OLEH: Khoeri Abdul Muid
Pernahkah kau merasa sebuah foto bisa menyimpan nyawa seseorang? Malam itu, Nani duduk termangu di kursi ruang tunggu rumah sakit, tatapannya kosong menembus layar ponselnya. Tangannya gemetar saat membolak-balik foto-foto ibunya yang tersimpan di galeri. Setiap gambar membawa kenangan, dan setiap kenangan terasa seperti menekan dadanya, mengingatkannya pada kebahagiaan kecil yang perlahan sirna.
Di sampingnya, sang ibu duduk, bernafas pelan sambil menatap Pediatric Tower di depannya---menara itu berdiri megah seperti benteng besar yang tak akan runtuh. Nani mencoba tersenyum, menahan air mata yang hampir tumpah. "Bu, lihat itu, lucu ya? Gedungnya kayak cangkang endhog," ujarnya. Namun kali ini, suaranya bergetar, tak lagi seceria dulu. Ia tahu, ibunya sudah sangat lelah.
Tanpa menunggu jawaban, Nani merogoh ponselnya, mengarahkan kamera ke ibunya yang tampak semakin redup, namun tetap tersenyum. "Bu, foto dulu, ya. Sekali ini aja, please..." Ia tak ingin melewatkan momen ini, momen yang bisa jadi akan menjadi yang terakhir. Ibunya, meski letih, menuruti permintaan Nani dan mengangkat tangannya, menutupi wajahnya sedikit malu seperti biasa.
Klik! Suara shutter ponsel bergema di telinga Nani, menggema seakan waktu berhenti. Foto itu terbekukan, menyimpan senyum terakhir ibunya---senyum yang kali ini dipenuhi lelah dan sorot mata yang tampak pasrah. Nani menatap foto itu lama, seolah ingin meresapinya sampai ke dalam jiwa. Foto itu terasa berbeda, bukan lagi sekadar gambar, melainkan janji. Janji bahwa kebahagiaan yang ibunya rasakan, akan terus hidup dalam dirinya, apa pun yang terjadi.

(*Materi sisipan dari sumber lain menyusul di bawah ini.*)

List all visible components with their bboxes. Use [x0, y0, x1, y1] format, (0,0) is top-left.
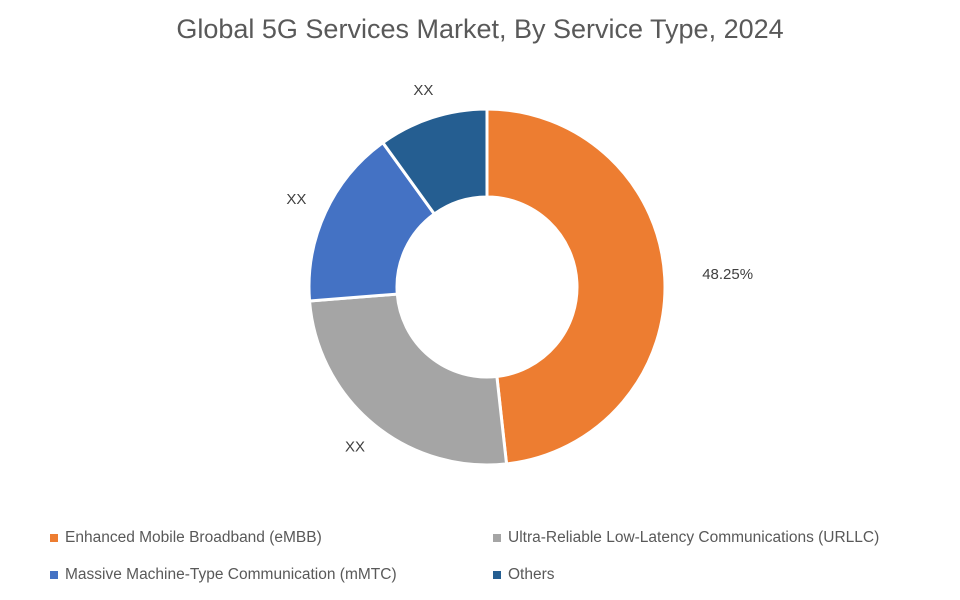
- slice-2: [307, 140, 437, 303]
- data-label-3: XX: [413, 82, 433, 99]
- slice-1: [307, 292, 509, 467]
- legend-item-1: Ultra-Reliable Low-Latency Communication…: [493, 529, 879, 547]
- legend-item-2: Massive Machine-Type Communication (mMTC…: [50, 566, 397, 584]
- legend-swatch: [493, 571, 501, 579]
- legend-item-0: Enhanced Mobile Broadband (eMBB): [50, 529, 322, 547]
- legend-swatch: [50, 534, 58, 542]
- data-label-1: XX: [345, 438, 365, 455]
- slice-3: [380, 107, 489, 217]
- legend-label: Enhanced Mobile Broadband (eMBB): [65, 529, 322, 546]
- legend-swatch: [50, 571, 58, 579]
- data-label-2: XX: [286, 191, 306, 208]
- legend-label: Others: [508, 566, 555, 583]
- slice-0: [485, 107, 667, 466]
- legend-swatch: [493, 534, 501, 542]
- legend-label: Massive Machine-Type Communication (mMTC…: [65, 566, 397, 583]
- legend-item-3: Others: [493, 566, 555, 584]
- legend-label: Ultra-Reliable Low-Latency Communication…: [508, 529, 880, 546]
- chart-title: Global 5G Services Market, By Service Ty…: [176, 14, 784, 44]
- data-label-0: 48.25%: [702, 266, 753, 283]
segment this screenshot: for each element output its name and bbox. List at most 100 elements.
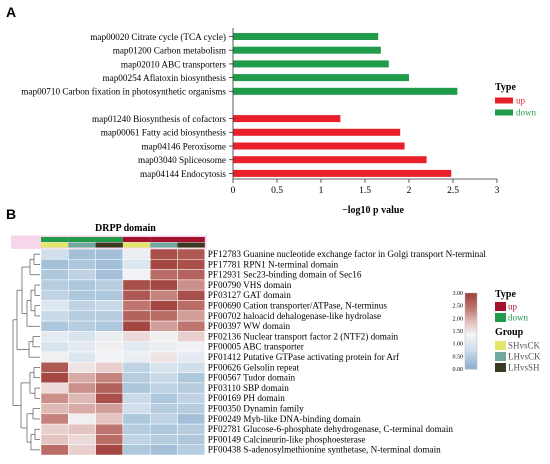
- x-tick-label: 0.5: [271, 186, 283, 196]
- bar: [233, 87, 458, 95]
- row-label: PF01412 Putative GTPase activating prote…: [208, 352, 400, 362]
- heatmap-cell: [95, 320, 124, 332]
- group-legend-label: LHvsSH: [508, 363, 540, 373]
- colorbar-segment: [465, 332, 477, 336]
- heatmap-cell: [177, 382, 206, 394]
- heatmap-cell: [40, 362, 69, 373]
- heatmap-cell: [177, 341, 206, 353]
- heatmap-cell: [122, 320, 151, 332]
- heatmap-cell: [149, 310, 178, 322]
- row-label: PF00249 Myb-like DNA-binding domain: [208, 414, 361, 424]
- heatmap-cell: [95, 279, 124, 291]
- heatmap-cell: [95, 423, 124, 435]
- row-label: PF00567 Tudor domain: [208, 373, 296, 383]
- heatmap-cell: [177, 444, 206, 456]
- colorbar-segment: [465, 296, 477, 300]
- heatmap-cell: [95, 289, 124, 301]
- heatmap-cell: [40, 279, 69, 291]
- column-type-bar: [122, 237, 151, 242]
- colorbar-segment: [465, 317, 477, 321]
- heatmap-cell: [40, 289, 69, 301]
- heatmap-cell: [149, 423, 178, 435]
- bar: [233, 142, 405, 150]
- heatmap-cell: [40, 444, 69, 456]
- x-tick-label: 2.5: [447, 186, 459, 196]
- heatmap-cell: [177, 248, 206, 260]
- heatmap-cell: [122, 444, 151, 456]
- heatmap-cell: [95, 248, 124, 260]
- category-label: map01200 Carbon metabolism: [113, 46, 226, 56]
- colorbar-segment: [465, 294, 477, 298]
- row-label: PF00790 VHS domain: [208, 280, 292, 290]
- colorbar-segment: [465, 361, 477, 364]
- category-label: map00061 Fatty acid biosynthesis: [101, 128, 227, 138]
- heatmap-cell: [95, 403, 124, 415]
- heatmap-cell: [149, 269, 178, 281]
- heatmap-cell: [149, 289, 178, 301]
- heatmap-cell: [68, 300, 96, 312]
- heatmap-cell: [149, 372, 178, 384]
- heatmap-cell: [40, 392, 69, 404]
- heatmap-cell: [177, 413, 206, 425]
- heatmap-cell: [95, 341, 124, 353]
- bar-chart-panel: map00020 Citrate cycle (TCA cycle) map012…: [21, 28, 536, 216]
- colorbar-segment: [465, 313, 477, 317]
- colorbar-segment: [465, 325, 477, 328]
- heatmap-cell: [40, 372, 69, 384]
- colorbar-tick-label: 2.50: [453, 304, 464, 310]
- legend-label: down: [516, 108, 536, 118]
- heatmap-cell: [68, 289, 96, 301]
- heatmap-cell: [122, 279, 151, 291]
- colorbar-segment: [465, 310, 477, 313]
- colorbar-segment: [465, 336, 477, 340]
- column-group-bar: [150, 242, 178, 248]
- colorbar-segment: [465, 319, 477, 322]
- bar: [233, 60, 389, 68]
- heatmap-cell: [122, 300, 151, 312]
- row-label: PF02136 Nuclear transport factor 2 (NTF2…: [208, 331, 399, 341]
- heatmap-cell: [68, 269, 96, 281]
- heatmap-cell: [122, 392, 151, 404]
- heatmap-cell: [177, 434, 206, 445]
- group-legend-label: SHvsCK: [508, 341, 541, 351]
- bar: [233, 46, 381, 54]
- heatmap-cell: [149, 320, 178, 332]
- heatmap-cell: [149, 248, 178, 260]
- colorbar-segment: [465, 302, 477, 305]
- heatmap-cell: [40, 331, 69, 342]
- type-legend-label: down: [508, 313, 528, 323]
- heatmap-cell: [68, 392, 96, 404]
- row-label: PF00149 Calcineurin-like phosphoesterase: [208, 434, 366, 444]
- colorbar-segment: [465, 342, 477, 345]
- heatmap-cell: [40, 351, 69, 363]
- bar: [233, 74, 409, 82]
- heatmap-cell: [68, 331, 96, 342]
- heatmap-cell: [149, 392, 178, 404]
- colorbar-segment: [465, 353, 477, 357]
- colorbar-segment: [465, 344, 477, 347]
- heatmap-cell: [149, 444, 178, 456]
- x-tick-label: 0: [231, 186, 236, 196]
- row-label: PF00350 Dynamin family: [208, 404, 304, 414]
- colorbar-tick-label: 2.00: [453, 316, 464, 322]
- heatmap-cell: [122, 341, 151, 353]
- colorbar-segment: [465, 363, 477, 366]
- heatmap-cell: [40, 423, 69, 435]
- column-type-bar: [41, 237, 69, 242]
- colorbar-segment: [465, 327, 477, 330]
- bar: [233, 128, 401, 136]
- colorbar-tick-label: 0.00: [453, 367, 464, 373]
- colorbar-segment: [465, 367, 477, 370]
- colorbar-segment: [465, 340, 477, 343]
- heatmap-cell: [68, 372, 96, 384]
- colorbar-tick-label: 0.50: [453, 354, 464, 360]
- colorbar-segment: [465, 298, 477, 302]
- column-group-bar: [177, 242, 205, 248]
- heatmap-panel: PF12783 Guanine nucleotide exchange fact…: [11, 235, 541, 456]
- colorbar-segment: [465, 312, 477, 315]
- colorbar-segment: [465, 334, 477, 338]
- row-label: PF00397 WW domain: [208, 321, 291, 331]
- category-label: map04144 Endocytosis: [140, 169, 226, 179]
- heatmap-cell: [177, 310, 206, 322]
- heatmap-cell: [122, 372, 151, 384]
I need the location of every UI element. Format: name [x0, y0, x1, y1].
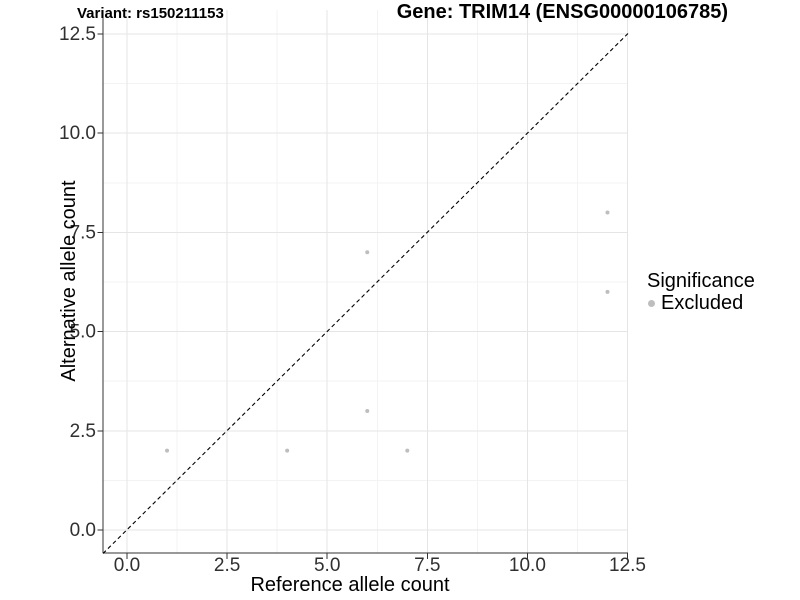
legend-title: Significance: [647, 270, 755, 292]
x-tick-label: 12.5: [609, 555, 646, 576]
legend-item-label: Excluded: [661, 292, 744, 314]
x-tick-label: 10.0: [509, 555, 546, 576]
data-point: [285, 448, 290, 453]
data-point: [365, 408, 370, 413]
data-point: [405, 448, 410, 453]
y-tick-label: 7.5: [70, 222, 96, 243]
identity-reference-line: [102, 33, 629, 554]
x-tick-label: 5.0: [314, 555, 340, 576]
legend-item-excluded: Excluded: [647, 293, 755, 313]
plot-title-variant: Variant: rs150211153: [77, 5, 224, 22]
y-tick-label: 0.0: [70, 520, 96, 541]
plot-title-gene: Gene: TRIM14 (ENSG00000106785): [396, 1, 728, 23]
y-tick-label: 2.5: [70, 421, 96, 442]
x-tick-label: 0.0: [114, 555, 140, 576]
y-tick-label: 10.0: [59, 123, 96, 144]
x-tick-label: 7.5: [414, 555, 440, 576]
data-point: [165, 448, 170, 453]
excluded-point-icon: [648, 299, 655, 307]
x-axis-title: Reference allele count: [250, 574, 450, 596]
legend: Significance Excluded: [647, 270, 755, 313]
data-point: [605, 210, 610, 215]
y-tick-label: 12.5: [59, 24, 96, 45]
data-point: [365, 250, 370, 255]
y-axis-title: Alternative allele count: [58, 180, 80, 382]
data-point: [605, 289, 610, 294]
y-tick-label: 5.0: [70, 322, 96, 343]
x-tick-label: 2.5: [214, 555, 240, 576]
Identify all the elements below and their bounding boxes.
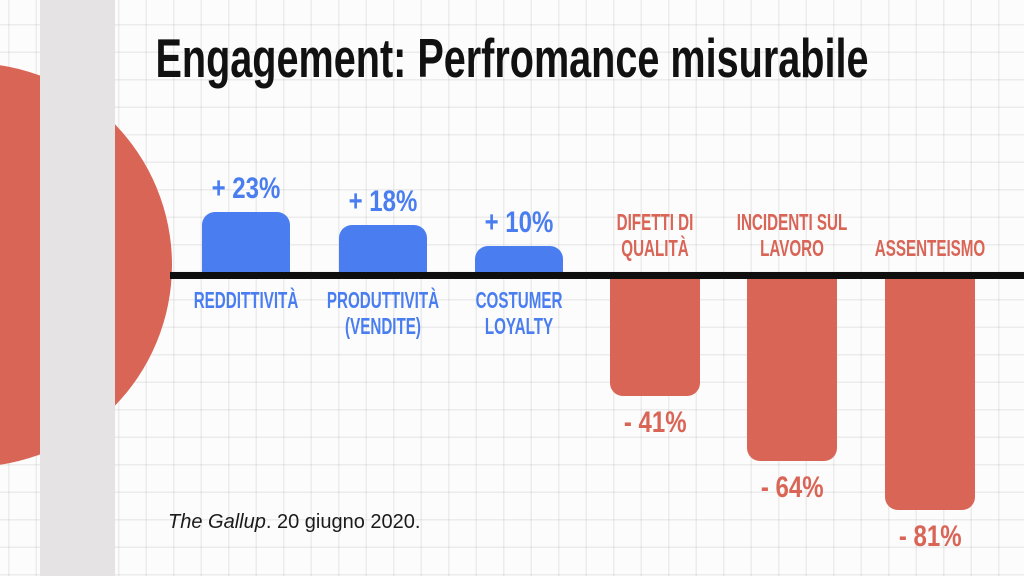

Selama perjalanan pulang, Nani tak berhenti menatap foto tersebut. Di benaknya, berputar semua kenangan kecil mereka: dari percakapan lucu yang kerap menyelip di antara canda, hingga momen-momen mengharukan saat mereka berbagi duka. Setiap gambar, setiap kata yang pernah diucapkan ibunya kini seolah berbalik menghantam hatinya dengan kenyataan---bahwa esok mungkin ia tak lagi bisa mendengar suara tawa itu, atau melihat senyum yang selalu membuatnya merasa aman.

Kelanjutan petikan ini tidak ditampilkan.